At the same time, the initiative also significantly limited a new migrant’s ability to bring their family with them. Now, the Conservative party is rolling back its plans when it comes to NHS staff, by creating a bespoke visa system just for them.

The Conservative plan reads: “Our NHS People Plan will ensure that we train and employ tens of thousands more NHS professionals here in the UK. But we also want to make sure that those from overseas who want to work in and support our NHS are encouraged to do so.

“That is why overseas qualified doctors, nurses and allied health professionals with a job offer from the NHS, who have been trained to a recognised standard, and who have good working English, will be offered fast-track entry, reduced visa fees and dedicated support to come to the UK with their families.”

The Liberal Democrat Party

Britain’s third party, the Liberal Democrat party as led by MP Ed Davey, for its part focuses heavily on sickness prevention and lifestyle as key areas to its “Transforming the Nation’s Health” policy. Key to the policy is the philosophy that the government should actively support its citizens to lead healthy lives by empowering individuals to improve their own health, creating healthier environments and better funding regional communities to decide their own health directives.

To that effect the first aim of the party’s policy calls for a major shift in focus towards preventing ill health, tackling health inequalities as well as adopting what they call an “invest to save” funding model. It also calls for the restoration of the UK’s Public Health Grant, provided to councils and local authorities annually to fund community care initiatives, to be restored to 2015 levels.

Additionally, the Liberal Democrat policy calls for an expansion of social prescribing by sharing best practices across the NHS Primary Care sector.
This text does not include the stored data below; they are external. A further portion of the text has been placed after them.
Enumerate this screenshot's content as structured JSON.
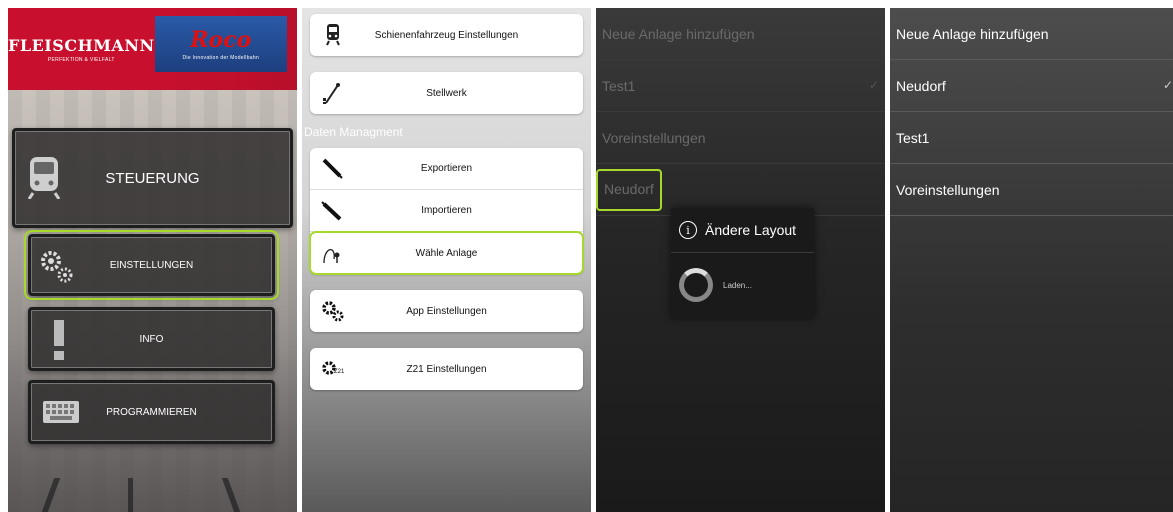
{
  "screen1": {
    "brand_left_title": "FLEISCHMANN",
    "brand_left_sub": "PERFEKTION & VIELFALT",
    "brand_right_title": "Roco",
    "brand_right_sub": "Die Innovation der Modellbahn",
    "tiles": {
      "steuerung": "STEUERUNG",
      "einstellungen": "EINSTELLUNGEN",
      "info": "INFO",
      "programmieren": "PROGRAMMIEREN"
    }
  },
  "screen2": {
    "items_top": [
      "Schienenfahrzeug Einstellungen",
      "Stellwerk"
    ],
    "section_label": "Daten Managment",
    "data_items": [
      "Exportieren",
      "Importieren",
      "Wähle Anlage"
    ],
    "app_settings": "App Einstellungen",
    "z21_settings": "Z21 Einstellungen",
    "z21_icon_text": "Z21"
  },
  "screen3": {
    "list": [
      "Neue Anlage hinzufügen",
      "Test1",
      "Voreinstellungen",
      "Neudorf"
    ],
    "dialog_title": "Ändere Layout",
    "dialog_message": "Laden..."
  },
  "screen4": {
    "list": [
      "Neue Anlage hinzufügen",
      "Neudorf",
      "Test1",
      "Voreinstellungen"
    ]
  },
  "colors": {
    "accent_green": "#a6d92a",
    "brand_red": "#c8102e",
    "brand_blue": "#2a5aa8"
  }
}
The NHS’ current form of social prescribing works through a Social Prescribing Link Worker who engages with a patient to support them with a treatment plan. This can come in the form of a series of signposts or referrals to support the community and can involve activities ranging from volunteering and group learning to gardening, and healthy eating advice.
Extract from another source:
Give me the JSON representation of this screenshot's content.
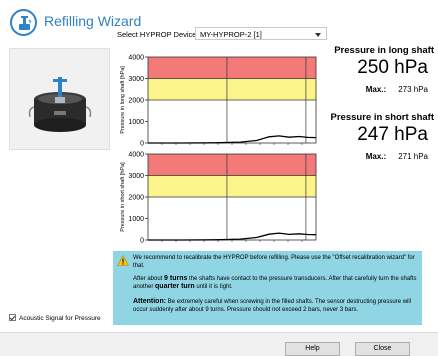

The policy reads: “The United Kingdom is lagging behind its peers when it comes to people’s health – it is 29th in the Global obesity rankings, has the worst healthy life expectancy in Western Europe, and according to one study has the worst mental health in the world.

“A quarter of a million more Britons died sooner than expected compared to our European peers between 2012 and 2022. More than 7 million people are currently waiting for treatment on the NHS, cancer wait time targets continue to be missed across the board, and demand for GP services continues to outstrip supply.

“A key way to improve people’s health and wellbeing, alleviate the pressure on NHS services and spend tax-payers money more effectively, both now and in the future, is to invest in prevention by expanding public health initiatives and primary care.”

Regardless of which party is actively able to take control of the UK parliament in this upcoming and still presumptive general election, significant change is both needed and eventual for the NHS. The outlook of all three major parties presents different value propositions for the UK’s healthcare workers and healthcare stakeholders.

The Conservatives are not offering any change in policy but are keen to invest more money in infrastructure. However, Labour is keen to offer new policies with no mention of investment or commitment to roll back previous unpopular policies.

The Liberal Democrats to date are prioritising prevention and public health overall. Given the rising tension among the UK’s current healthcare and cost of living crisis it is inevitable that the fate of the UK’s NHS and greater healthcare market rests on the outcome of this election.